If you haven’t taken the Banksy driving tour yet, you’ve already missed a piece, but not to Fred Radke unless he has drastically changed his style. Someone spraypainted over the boy swinging in the life preserver at Claiborne and Reynes in the Lower Ninth Ward. That’s unfortunate, but it also underlines part of the excitement of public art – it’s temporary nature. Time, the weather, mischievous hands or other forces will likely claim all of his work here eventually.

His work is not only worth seeing because it’s a cool moment in New Orleans cultural history, but because his pieces do what smart graffiti does; it reanimates an otherwise mundane public space. Gang-related graffiti and tagging – if you assume taggers are connected to gangs – do so in a negative way, putting a sign of possible danger in an otherwise neutral space. There is a stenciler whose work has been intriguing, as he/she has stenciled Pee Wee Herman on the Tchoupitoulas Street flood wall, an angry cat in a party hat on Frenchmen Street, and the Pope on a power line pole. His/her work makes spaces more mysterious, asking passersby to figure out the relationship between the work and the space. Radke has eradicated much of the stenciler’s work, but recently, he/she has started stenciling Radke’s likeness on walls with a voice balloon. Why the voice balloon? Is it to suggest that Radke don’t say nuthin’, he just keeps on rollin’ along, or is it a space left for other graffiti artists to fill in the blanks? 

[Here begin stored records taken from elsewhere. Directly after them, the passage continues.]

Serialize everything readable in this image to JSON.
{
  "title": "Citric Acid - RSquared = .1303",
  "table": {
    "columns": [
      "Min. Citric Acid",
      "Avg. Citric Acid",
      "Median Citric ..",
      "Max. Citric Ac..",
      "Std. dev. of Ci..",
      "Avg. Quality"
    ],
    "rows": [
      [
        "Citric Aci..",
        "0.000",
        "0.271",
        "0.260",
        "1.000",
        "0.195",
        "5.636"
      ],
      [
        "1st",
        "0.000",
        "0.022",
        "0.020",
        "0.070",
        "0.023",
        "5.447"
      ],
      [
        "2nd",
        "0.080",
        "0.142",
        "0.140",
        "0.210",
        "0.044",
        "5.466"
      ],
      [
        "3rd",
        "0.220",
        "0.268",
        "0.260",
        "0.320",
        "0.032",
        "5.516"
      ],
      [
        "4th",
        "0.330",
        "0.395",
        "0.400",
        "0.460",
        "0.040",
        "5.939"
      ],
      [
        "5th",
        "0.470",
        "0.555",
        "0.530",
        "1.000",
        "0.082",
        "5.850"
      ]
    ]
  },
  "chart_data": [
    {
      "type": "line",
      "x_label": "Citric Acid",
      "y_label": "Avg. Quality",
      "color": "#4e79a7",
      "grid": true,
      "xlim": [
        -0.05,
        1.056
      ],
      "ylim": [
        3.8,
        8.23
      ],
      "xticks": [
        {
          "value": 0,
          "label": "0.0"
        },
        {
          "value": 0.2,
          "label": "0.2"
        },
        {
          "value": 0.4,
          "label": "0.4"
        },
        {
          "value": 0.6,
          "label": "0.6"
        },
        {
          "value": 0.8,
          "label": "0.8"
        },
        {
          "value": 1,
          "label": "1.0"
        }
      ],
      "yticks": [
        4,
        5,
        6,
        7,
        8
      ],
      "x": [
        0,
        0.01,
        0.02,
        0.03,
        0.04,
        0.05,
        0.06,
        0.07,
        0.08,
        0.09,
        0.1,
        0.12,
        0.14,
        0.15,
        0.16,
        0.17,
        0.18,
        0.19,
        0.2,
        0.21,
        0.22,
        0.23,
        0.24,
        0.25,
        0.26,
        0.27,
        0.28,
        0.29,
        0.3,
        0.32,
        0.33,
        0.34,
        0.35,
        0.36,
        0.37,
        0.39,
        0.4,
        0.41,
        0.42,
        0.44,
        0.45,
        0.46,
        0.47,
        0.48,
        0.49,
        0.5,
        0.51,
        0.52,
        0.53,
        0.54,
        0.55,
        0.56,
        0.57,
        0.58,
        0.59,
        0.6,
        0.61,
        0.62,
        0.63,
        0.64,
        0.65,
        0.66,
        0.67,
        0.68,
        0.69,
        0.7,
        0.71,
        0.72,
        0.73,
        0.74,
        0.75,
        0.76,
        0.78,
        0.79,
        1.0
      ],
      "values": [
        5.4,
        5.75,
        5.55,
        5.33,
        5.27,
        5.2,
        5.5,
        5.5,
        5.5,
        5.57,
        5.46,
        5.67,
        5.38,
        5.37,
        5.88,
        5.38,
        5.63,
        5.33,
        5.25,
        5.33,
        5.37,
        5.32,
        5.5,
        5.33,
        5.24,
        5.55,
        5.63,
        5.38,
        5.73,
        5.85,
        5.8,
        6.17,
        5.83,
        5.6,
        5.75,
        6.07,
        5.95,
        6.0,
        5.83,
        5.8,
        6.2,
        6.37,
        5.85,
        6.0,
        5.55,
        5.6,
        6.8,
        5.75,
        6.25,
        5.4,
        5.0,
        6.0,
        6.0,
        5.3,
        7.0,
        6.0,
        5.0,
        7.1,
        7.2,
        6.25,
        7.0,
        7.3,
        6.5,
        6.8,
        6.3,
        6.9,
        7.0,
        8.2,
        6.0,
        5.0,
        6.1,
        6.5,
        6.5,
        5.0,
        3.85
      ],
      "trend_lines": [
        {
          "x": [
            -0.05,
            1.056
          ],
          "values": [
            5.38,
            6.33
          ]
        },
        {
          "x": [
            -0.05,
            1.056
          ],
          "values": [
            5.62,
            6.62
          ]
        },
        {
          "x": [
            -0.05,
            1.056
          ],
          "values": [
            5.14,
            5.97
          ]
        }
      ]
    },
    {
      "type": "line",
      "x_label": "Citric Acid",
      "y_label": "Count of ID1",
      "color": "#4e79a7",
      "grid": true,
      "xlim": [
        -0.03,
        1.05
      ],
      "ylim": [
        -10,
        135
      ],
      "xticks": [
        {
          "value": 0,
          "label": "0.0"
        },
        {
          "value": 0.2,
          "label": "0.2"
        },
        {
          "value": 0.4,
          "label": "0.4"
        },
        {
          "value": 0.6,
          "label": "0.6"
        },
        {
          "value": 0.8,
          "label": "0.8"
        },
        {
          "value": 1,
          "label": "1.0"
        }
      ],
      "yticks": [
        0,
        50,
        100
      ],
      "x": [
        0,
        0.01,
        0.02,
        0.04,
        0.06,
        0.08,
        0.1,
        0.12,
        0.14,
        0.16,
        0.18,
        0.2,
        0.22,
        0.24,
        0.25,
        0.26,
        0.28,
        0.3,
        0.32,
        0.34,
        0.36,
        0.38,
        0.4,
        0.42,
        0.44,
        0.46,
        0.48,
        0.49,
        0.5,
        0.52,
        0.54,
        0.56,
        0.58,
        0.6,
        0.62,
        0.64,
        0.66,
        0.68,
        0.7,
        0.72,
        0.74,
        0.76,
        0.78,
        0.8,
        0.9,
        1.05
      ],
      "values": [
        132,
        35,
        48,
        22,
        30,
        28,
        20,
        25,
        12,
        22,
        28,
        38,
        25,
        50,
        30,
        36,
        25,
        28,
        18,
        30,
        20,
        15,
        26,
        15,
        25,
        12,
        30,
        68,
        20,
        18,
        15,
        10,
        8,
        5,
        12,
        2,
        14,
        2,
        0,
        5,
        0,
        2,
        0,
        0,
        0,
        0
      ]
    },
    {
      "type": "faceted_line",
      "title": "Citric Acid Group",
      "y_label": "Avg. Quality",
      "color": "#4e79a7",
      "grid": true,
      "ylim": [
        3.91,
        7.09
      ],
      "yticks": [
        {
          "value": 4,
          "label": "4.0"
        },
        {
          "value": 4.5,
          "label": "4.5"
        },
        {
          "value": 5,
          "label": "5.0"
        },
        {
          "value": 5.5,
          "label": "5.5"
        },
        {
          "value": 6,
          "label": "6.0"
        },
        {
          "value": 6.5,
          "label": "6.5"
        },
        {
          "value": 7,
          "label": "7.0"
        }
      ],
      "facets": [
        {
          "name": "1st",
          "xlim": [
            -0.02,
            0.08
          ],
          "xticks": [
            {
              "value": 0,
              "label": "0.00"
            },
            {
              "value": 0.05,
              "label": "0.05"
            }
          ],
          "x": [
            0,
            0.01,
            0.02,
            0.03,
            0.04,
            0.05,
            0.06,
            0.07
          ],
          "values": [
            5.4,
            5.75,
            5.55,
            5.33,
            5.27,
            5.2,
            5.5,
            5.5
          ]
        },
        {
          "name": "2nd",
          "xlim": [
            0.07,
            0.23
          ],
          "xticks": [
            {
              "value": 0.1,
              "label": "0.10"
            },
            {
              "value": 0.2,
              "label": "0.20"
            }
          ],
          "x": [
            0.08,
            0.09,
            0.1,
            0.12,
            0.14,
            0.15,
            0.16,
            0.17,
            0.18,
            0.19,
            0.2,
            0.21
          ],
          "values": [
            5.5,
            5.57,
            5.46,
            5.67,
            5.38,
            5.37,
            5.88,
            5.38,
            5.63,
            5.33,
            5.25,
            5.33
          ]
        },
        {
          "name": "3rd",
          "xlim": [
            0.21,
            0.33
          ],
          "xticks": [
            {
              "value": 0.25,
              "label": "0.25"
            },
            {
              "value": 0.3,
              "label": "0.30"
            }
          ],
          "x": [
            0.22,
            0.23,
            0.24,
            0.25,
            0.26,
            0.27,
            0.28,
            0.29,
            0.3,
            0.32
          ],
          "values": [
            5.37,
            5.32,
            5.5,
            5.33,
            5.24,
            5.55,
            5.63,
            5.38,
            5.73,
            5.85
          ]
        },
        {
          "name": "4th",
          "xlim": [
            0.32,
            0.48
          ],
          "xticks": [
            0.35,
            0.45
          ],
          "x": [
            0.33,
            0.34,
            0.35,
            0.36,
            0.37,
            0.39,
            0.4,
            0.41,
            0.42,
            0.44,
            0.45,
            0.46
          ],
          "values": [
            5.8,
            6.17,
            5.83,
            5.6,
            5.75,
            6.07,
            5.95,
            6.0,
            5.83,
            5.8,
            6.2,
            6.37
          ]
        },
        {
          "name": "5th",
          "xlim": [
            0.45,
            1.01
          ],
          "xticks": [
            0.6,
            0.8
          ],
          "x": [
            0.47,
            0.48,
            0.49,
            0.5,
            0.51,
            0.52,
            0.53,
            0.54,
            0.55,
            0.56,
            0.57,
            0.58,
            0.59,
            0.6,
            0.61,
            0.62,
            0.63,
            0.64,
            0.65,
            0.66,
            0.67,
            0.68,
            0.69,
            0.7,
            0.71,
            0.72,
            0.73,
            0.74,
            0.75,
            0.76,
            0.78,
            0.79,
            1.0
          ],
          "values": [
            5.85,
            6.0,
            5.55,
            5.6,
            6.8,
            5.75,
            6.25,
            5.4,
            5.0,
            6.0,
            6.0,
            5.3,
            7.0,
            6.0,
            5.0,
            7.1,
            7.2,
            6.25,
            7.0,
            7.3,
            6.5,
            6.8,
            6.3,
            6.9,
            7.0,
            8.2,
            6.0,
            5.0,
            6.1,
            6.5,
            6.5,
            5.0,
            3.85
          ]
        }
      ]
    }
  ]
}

Banksy also makes his works with stencils, but they’re more sophisticated, allowing for multiple colors, and he has more technique. The painter on Clio and Carondelet is stenciled on the wall, but the illusion of wrinkles in his cover-alls is created by zigzagging white paint horizontally down his torso. His work also has a clear agenda. Unlike the stenciler whose working in a dada style, throwing incongruous images in public spaces, Banksy is clearly sympathetic to the underclass and suspicious of authority. The best of his work uses images, not slogans, to politicize public spaces. Because they went up seemingly overnight, they also gave us pause to reconsider our relationships to those spaces. How long have they been here? Has this been here a while and I just missed it? That was certainly my reaction to the looting National Guardsmen at Elysian Fields and Decatur near the OffBeat offices. 

But if all that doesn’t speak to you, then the pieces are simply resonant as works of art. They’re clever, provocative and well-executed. When I see the silhouetted pieces, they bring to mind silhouettes left after another manmade disaster – those left on the walls of Hiroshima after the H-Bomb was dropped. Whether he intended that reference or not doesn’t matter; the works speak intelligently and echo in a lot of directions.